Traitement du diabète : les nouvelles tendances
Le monde du diabète a connu ces dernières années une succession d’innovations technologiques et médicamenteuses avec les capteurs et les pompes à insuline, les inhibiteurs du SGLT2 et les agonistes simples du GLP-1 ou double GIP/GLP-1. Aujourd’hui nous disposons de nouvelles recommandations pour mieux gérer le type 1 et faire face à l’épidémie de diabésité pour le type 2. Les réflexions du Pr Laurent Crenier (HUB Hôpital Erasme), Président de la "Belgian Endocrine Society" à l’issue des séances sur le diabète lors du 35ème congrès qui s’est tenu à La Hulpe les 9 et 10 octobre 2025.
Sur l'entrée du diabète à l'hôpital...
Pour le Pr Crenier, "nous savons que les patients diabétiques hospitalisés pour autre chose que leur diabète posent des défis à l'équipe soignante en ce qui concerne le contrôle de leur glycémie. Ces patients sont souvent dans des situations cliniques telles que leur diabète peut se déséquilibrer et entraîner une forte variabilité glycémique. Un autre point est le fait que les patients qui s'autogèrent bien à domicile, n'en sont plus toujours capables à l'hôpital et nous n'avons pas l'accès aux technologies dont on dispose en ambulatoire. Nous manquons aussi de personnel formé à cette gestion intra muros. Heureusement, tout cela évolue. Nous militons pour que le patient en autogestion puisse garder son autonomie s'il est sous CGM ou avec une pompe à insuline. Jusqu'à présent, nous travaillions dans des zones grises. Aujourd'hui nous avons des recommandations et une reconnaissance par la FDA des techniques. Une énorme lacune est comblée".
Sur les nouvelles molécules...
"L'entrée des nouvelles classes médicamenteuses à l'hôpital est aussi très importante. Les gliptines, les gliflozines, les agonistes du récepteur du GLP-1 ont le grand avantage de ne pas provoquer d'hypoglycémie. Ils ont finalement très peu de contre-indications et ne doivent pas être arrêtés chez la grande majorité des patients hospitalisé avec un D2. Nous voyons aussi se mettre en place des collaborations avec les cardiologues qui n'hésitent pas à les prescrire dans un contexte d'insuffisance cardiaque par exemple. Mais à nouveau, il y a un besoin de formation, tout le monde ne connaît pas nécessairement le maniement de ces molécules d'autant qu'on en a beaucoup à disposition et qu'il ne se passe pas 3 mois sans que les résultats d'une nouvelle étude ne soient publiés".
Sur les algorithmes décisionnels pour l'insuline...

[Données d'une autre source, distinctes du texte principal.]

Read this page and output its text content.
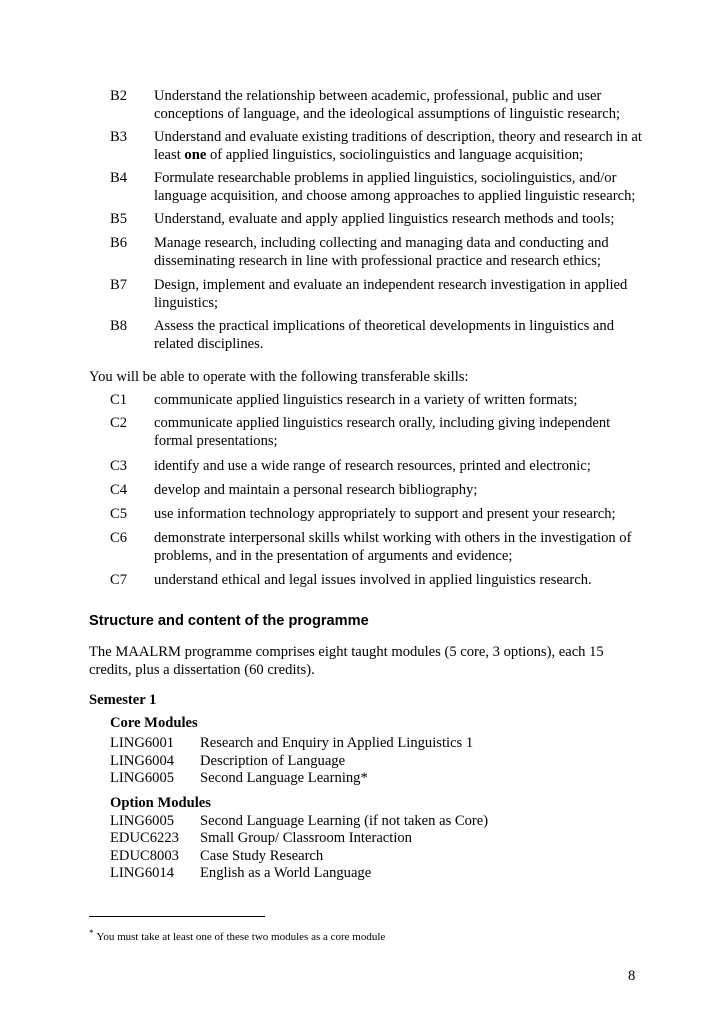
B2	Understand the relationship between academic, professional, public and user conceptions of language, and the ideological assumptions of linguistic research;
B3	Understand and evaluate existing traditions of description, theory and research in at least one of applied linguistics, sociolinguistics and language acquisition;
B4	Formulate researchable problems in applied linguistics, sociolinguistics, and/or language acquisition, and choose among approaches to applied linguistic research;
B5	Understand, evaluate and apply applied linguistics research methods and tools;
B6	Manage research, including collecting and managing data and conducting and disseminating research in line with professional practice and research ethics;
B7	Design, implement and evaluate an independent research investigation in applied linguistics;
B8	Assess the practical implications of theoretical developments in linguistics and related disciplines.
You will be able to operate with the following transferable skills:
C1	communicate applied linguistics research in a variety of written formats;
C2	communicate applied linguistics research orally, including giving independent formal presentations;
C3	identify and use a wide range of research resources, printed and electronic;
C4	develop and maintain a personal research bibliography;
C5	use information technology appropriately to support and present your research;
C6	demonstrate interpersonal skills whilst working with others in the investigation of problems, and in the presentation of arguments and evidence;
C7	understand ethical and legal issues involved in applied linguistics research.
Structure and content of the programme
The MAALRM programme comprises eight taught modules (5 core, 3 options), each 15 credits, plus a dissertation (60 credits).
Semester 1
Core Modules
LING6001	Research and Enquiry in Applied Linguistics 1
LING6004	Description of Language
LING6005	Second Language Learning*
Option Modules
LING6005	Second Language Learning (if not taken as Core)
EDUC6223	Small Group/ Classroom Interaction
EDUC8003	Case Study Research
LING6014	English as a World Language
* You must take at least one of these two modules as a core module
8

"Nous avons besoin d'algorithmes de gestion du diabète pour le personnel soignant. Ces algorithmes existent mais ils ne prennent pas en compte les caractéristiques du patient, une résistance à l'insuline, une autre alimentation. Ils sont très efficaces chez des patients hospitalisés en soins intensifs, traités par insuline IV mais beaucoup plus difficiles à mettre en œuvre chez des patients traités par insuline SC en médecine ou en orthopédie. Aujourd'hui nous avons des recommandations sur papier qui incluent l'emploi des algorithmes d'intelligence artificielle pour les pompes à insuline « intelligentes » afin de mieux gérer les doses. C'est quelque chose qui est effectivement le bienvenu et qui, je pense, sera aussi favorisé par justement l'entrée en hôpital des technologies. Qui dit algorithmes et assistants bolus dit aussi suivi du glucose en continu".

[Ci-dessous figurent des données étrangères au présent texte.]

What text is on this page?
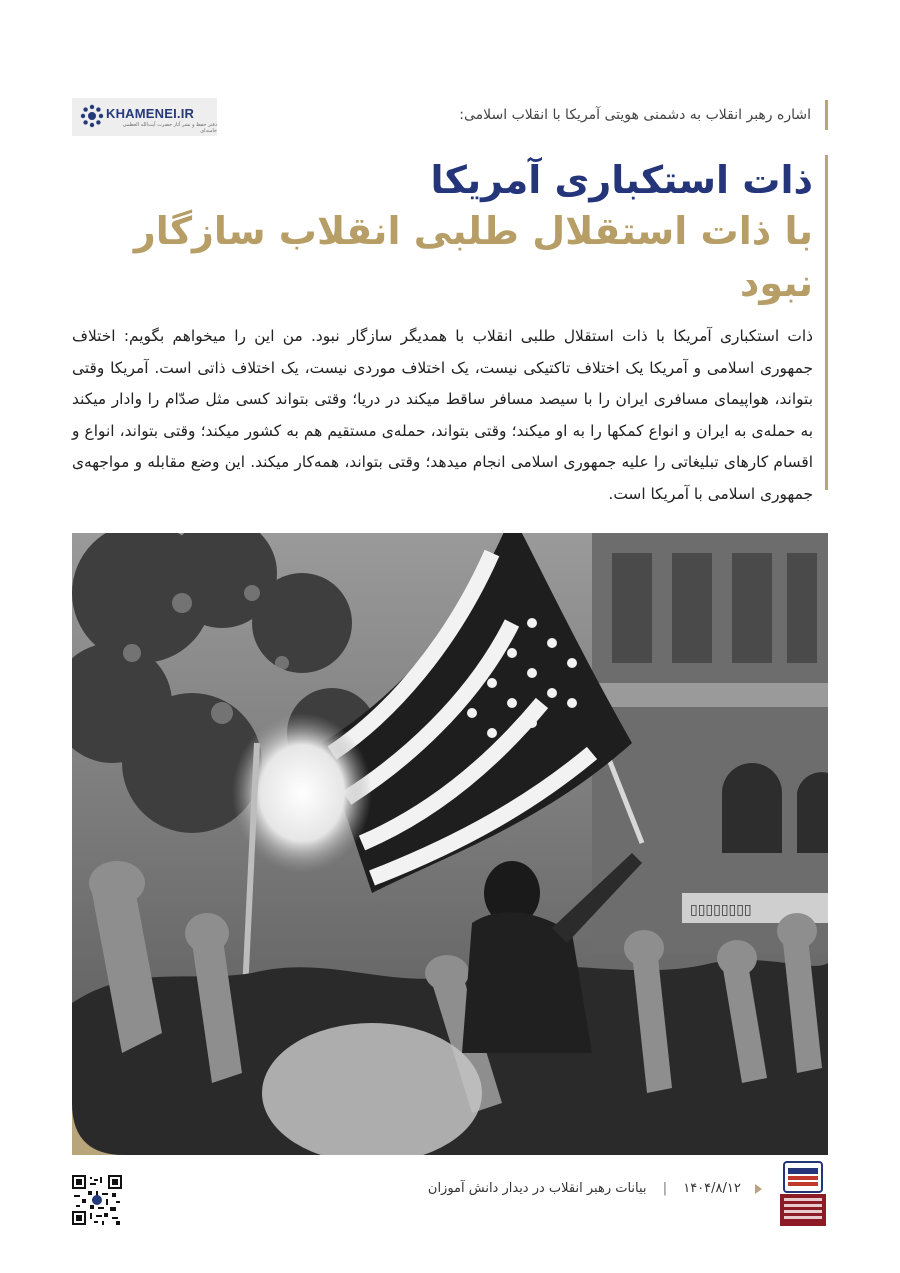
اشاره رهبر انقلاب به دشمنی هویتی آمریکا با انقلاب اسلامی:
KHAMENEI.IR
دفتر حفظ و نشر آثار حضرت آیت‌الله العظمی خامنه‌ای
ذات استکباری آمریکا
با ذات استقلال طلبی انقلاب سازگار نبود

ذات استکباری آمریکا با ذات استقلال طلبی انقلاب با همدیگر سازگار نبود. من این را میخواهم بگویم: اختلاف جمهوری اسلامی و آمریکا یک اختلاف تاکتیکی نیست، یک اختلاف موردی نیست، یک اختلاف ذاتی است. آمریکا وقتی بتواند، هواپیمای مسافری ایران را با سیصد مسافر ساقط میکند در دریا؛ وقتی بتواند کسی مثل صدّام را وادار میکند به حمله‌ی به ایران و انواع کمکها را به او میکند؛ وقتی بتواند، حمله‌ی مستقیم هم به کشور میکند؛ وقتی بتواند، انواع و اقسام کارهای تبلیغاتی را علیه جمهوری اسلامی انجام میدهد؛ وقتی بتواند، همه‌کار میکند. این وضع مقابله و مواجهه‌ی جمهوری اسلامی با آمریکا است.

▯▯▯▯▯▯▯▯
۱۴۰۴/۸/۱۲ | بیانات رهبر انقلاب در دیدار دانش آموزان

Sur la perception de l'obésité...
Pour le Pr Crenier, "il faut accepter l'idée que l'obésité est une maladie chronique comme l'hypertension, l'hypercholestérolémie ou le diabète et que nous devons et pouvons la traiter avec des médicaments qui agissent sur le poids corporel mais aussi sur la morbi-mortalité associée à l'obésité. Un autre point est la place croissante que prend la composition corporelle dans notre pratique quotidienne. Il faudra à l'avenir à côté de l'IMC, aussi tenir compte de la masse grasse totale et du tour de taille qui signe la graisse viscérale. Une étude a montré que 36% des participants étaient obèses selon l'IMC mais 2x plus selon le pourcentage de graisse corporelle totale".